From the key findings:

The so-called Right to be Forgotten (RTBF) refers to the removal of content from either search engine indexes or even the entire internet so that it is not readily accessible to end users. While the concept emerged out of a European legal tradition that favors the  privacy of non-public individuals, in practice it has led to the censorship of information relevant to the public interest. It has endangered press freedom by leading to the removal of news articles, and it has hindered media development by erasing content from the digital public record.

• The implementation of the Right to be Forgotten within Europe has led to cases where news content has been censored.

• The legal concept is already being invoked in many contexts outside of Europe in ways that enable press censorship.

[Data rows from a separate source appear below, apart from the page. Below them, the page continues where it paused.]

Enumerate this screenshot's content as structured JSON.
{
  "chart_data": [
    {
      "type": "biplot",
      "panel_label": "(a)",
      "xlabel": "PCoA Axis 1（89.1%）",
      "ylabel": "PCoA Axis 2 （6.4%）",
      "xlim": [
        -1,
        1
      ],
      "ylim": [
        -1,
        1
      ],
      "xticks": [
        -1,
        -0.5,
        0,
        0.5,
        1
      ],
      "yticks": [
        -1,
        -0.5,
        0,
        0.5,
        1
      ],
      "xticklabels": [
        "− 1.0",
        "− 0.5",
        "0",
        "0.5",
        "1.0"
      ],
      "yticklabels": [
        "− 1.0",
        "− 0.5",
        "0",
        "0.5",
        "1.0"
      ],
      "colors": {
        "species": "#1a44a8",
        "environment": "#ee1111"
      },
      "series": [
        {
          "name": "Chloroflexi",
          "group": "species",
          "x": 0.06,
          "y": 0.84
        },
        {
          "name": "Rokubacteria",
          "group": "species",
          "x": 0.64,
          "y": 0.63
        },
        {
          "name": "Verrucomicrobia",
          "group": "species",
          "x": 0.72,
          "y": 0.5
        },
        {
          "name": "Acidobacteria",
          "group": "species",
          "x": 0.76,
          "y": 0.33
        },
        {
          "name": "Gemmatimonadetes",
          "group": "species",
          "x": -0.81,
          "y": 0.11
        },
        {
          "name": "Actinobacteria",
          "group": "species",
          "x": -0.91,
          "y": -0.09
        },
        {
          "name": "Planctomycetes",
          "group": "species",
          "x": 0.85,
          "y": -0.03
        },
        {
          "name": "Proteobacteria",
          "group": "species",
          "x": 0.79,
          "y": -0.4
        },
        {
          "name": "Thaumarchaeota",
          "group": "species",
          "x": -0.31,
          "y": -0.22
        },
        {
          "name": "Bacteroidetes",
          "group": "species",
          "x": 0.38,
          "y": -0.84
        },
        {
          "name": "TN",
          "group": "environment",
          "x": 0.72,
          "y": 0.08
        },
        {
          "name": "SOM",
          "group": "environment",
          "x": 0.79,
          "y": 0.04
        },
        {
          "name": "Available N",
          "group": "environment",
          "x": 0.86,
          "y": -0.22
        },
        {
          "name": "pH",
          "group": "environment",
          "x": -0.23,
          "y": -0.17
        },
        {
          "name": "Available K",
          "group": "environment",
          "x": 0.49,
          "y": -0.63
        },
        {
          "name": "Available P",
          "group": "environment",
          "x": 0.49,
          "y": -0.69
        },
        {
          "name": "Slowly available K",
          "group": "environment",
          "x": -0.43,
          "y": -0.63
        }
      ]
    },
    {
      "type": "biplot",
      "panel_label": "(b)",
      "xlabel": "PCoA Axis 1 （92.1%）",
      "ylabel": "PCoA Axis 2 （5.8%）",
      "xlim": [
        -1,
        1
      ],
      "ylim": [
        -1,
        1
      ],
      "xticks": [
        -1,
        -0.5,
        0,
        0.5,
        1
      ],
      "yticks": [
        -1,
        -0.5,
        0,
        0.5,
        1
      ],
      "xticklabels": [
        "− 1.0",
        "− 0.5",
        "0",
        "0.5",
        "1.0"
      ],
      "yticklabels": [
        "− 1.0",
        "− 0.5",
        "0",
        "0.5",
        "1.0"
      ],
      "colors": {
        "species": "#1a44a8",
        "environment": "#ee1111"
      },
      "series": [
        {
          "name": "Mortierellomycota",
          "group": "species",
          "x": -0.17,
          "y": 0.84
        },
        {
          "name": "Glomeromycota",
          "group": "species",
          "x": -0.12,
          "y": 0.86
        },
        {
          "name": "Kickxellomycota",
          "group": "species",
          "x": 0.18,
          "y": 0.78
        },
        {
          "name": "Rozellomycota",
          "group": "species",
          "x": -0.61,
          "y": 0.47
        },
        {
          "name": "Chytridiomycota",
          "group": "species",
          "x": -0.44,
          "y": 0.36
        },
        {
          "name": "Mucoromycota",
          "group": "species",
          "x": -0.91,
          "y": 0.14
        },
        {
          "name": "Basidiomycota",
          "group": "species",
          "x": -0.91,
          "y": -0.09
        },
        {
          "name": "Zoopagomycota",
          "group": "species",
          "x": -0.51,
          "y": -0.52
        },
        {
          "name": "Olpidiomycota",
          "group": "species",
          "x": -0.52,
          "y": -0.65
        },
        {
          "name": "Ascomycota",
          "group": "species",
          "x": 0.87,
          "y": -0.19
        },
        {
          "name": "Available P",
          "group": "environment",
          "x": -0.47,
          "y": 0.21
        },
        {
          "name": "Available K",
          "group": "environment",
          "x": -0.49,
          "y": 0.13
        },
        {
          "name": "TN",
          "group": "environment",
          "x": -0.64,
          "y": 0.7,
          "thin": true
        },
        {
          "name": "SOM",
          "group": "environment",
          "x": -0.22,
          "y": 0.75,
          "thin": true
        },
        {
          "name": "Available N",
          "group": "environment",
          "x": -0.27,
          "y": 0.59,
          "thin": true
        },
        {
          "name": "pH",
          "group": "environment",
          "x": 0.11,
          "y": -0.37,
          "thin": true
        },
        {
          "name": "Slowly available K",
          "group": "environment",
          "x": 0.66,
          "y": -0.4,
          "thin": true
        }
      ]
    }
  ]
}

• Negotiating individual privacy with the public’s right to know is a balancing act for which there are no easy solutions, but it is one that has substantial implications for media development.

From the introduction:

This report focuses on how RTBF laws and jurisprudence are already impacting content accessibility and what effects they will likely produce in the near future. It also provides an in-depth look at the ways the constellation of policies surrounding RTBF implementation threaten media development—specifically the circulation of objective, high-quality information—by highlighting how it has the power to

  • Mandate newspapers and other media outlets to hide search results to relevant journalistic content, making such content less accessible and amplifying chilling effects on the type of content produced;
  • Challenge the circulation of relevant, high-quality news and information, such as by retroactively censoring content produced by news and media outlets;
  • Disrupt the archival history of information, one of the cornerstones of digital society, and impede the collection of data for news stories and research by making archived information inaccessible; and
  • Empower governments with another tool to curb journalism and free expression.